In the week that Polly Harvey turns 50, what better time to look back over 50 gems from her back catalogue – and sort them in order of greatness

50. Who the Fuck? (2004)

A rare moment of levity in the Harvey oeuvre: all the mad-eyed, vengeful, shrieking fury of Rid of Me brought to bear upon a hairdresser who has made the mistake of messing up the singer’s cut and blow dry: “Get your comb out of there! You can’t straighten my curls! Fuck you!
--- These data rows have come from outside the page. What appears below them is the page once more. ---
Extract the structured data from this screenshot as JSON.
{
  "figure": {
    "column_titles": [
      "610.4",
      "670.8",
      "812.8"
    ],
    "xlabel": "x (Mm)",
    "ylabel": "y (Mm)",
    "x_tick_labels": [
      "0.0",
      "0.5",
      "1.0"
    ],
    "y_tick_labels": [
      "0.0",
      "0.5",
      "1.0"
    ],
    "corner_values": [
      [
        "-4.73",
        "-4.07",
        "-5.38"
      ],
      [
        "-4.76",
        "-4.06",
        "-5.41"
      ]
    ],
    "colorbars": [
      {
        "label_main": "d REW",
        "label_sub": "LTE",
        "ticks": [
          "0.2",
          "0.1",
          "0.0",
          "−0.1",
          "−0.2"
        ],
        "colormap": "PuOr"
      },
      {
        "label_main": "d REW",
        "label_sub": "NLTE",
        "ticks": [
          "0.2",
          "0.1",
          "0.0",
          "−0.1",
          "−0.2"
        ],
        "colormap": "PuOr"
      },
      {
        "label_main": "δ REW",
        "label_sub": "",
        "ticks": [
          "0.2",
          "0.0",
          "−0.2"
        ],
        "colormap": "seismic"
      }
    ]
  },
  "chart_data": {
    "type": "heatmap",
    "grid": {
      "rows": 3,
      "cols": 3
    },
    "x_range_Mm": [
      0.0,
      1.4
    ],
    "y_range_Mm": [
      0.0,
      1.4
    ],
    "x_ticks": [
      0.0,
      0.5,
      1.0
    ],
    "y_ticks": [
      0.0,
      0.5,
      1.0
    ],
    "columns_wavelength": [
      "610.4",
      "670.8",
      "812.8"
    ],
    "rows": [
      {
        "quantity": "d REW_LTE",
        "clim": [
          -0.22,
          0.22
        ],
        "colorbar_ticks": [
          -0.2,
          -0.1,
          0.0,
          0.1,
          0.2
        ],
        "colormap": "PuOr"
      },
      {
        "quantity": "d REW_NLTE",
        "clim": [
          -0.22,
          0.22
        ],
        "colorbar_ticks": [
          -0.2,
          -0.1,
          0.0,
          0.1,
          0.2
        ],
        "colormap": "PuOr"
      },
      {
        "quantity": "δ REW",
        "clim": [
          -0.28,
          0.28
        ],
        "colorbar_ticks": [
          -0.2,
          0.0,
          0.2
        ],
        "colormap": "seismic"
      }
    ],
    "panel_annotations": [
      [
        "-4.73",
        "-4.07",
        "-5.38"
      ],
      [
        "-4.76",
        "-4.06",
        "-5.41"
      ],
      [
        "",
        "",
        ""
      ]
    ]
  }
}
Fuck you!”

49. Harder (1995)

Harvey’s B-sides can provide rich pickings: if you can understand why Harder didn’t make the cut for To Bring You My Love – there’s no getting around the fact that it’s essentially a song about an erect penis – the sheer lascivious relish and the twisting guitar riff are irresistible.

48. Water (1992)

You could hear the influence of US alt-rock on Dry, but its contents seemed to have a different kind of intensity to anything else around at the time, as shown by Water’s mysterious depiction of a suicide that could be driven by love or by religious mania: gripping, punishing listening.

47. Guilty (2016)

Recorded for The Hope Six Demolition Project, but left off the album and subsequently released as a single, Guilty is far darker than the album that preceeded it: no mean feat, but with its barrage of percussion, discordant brass and synths and a lyric about drone strikes, it pulls it off with grim aplomb.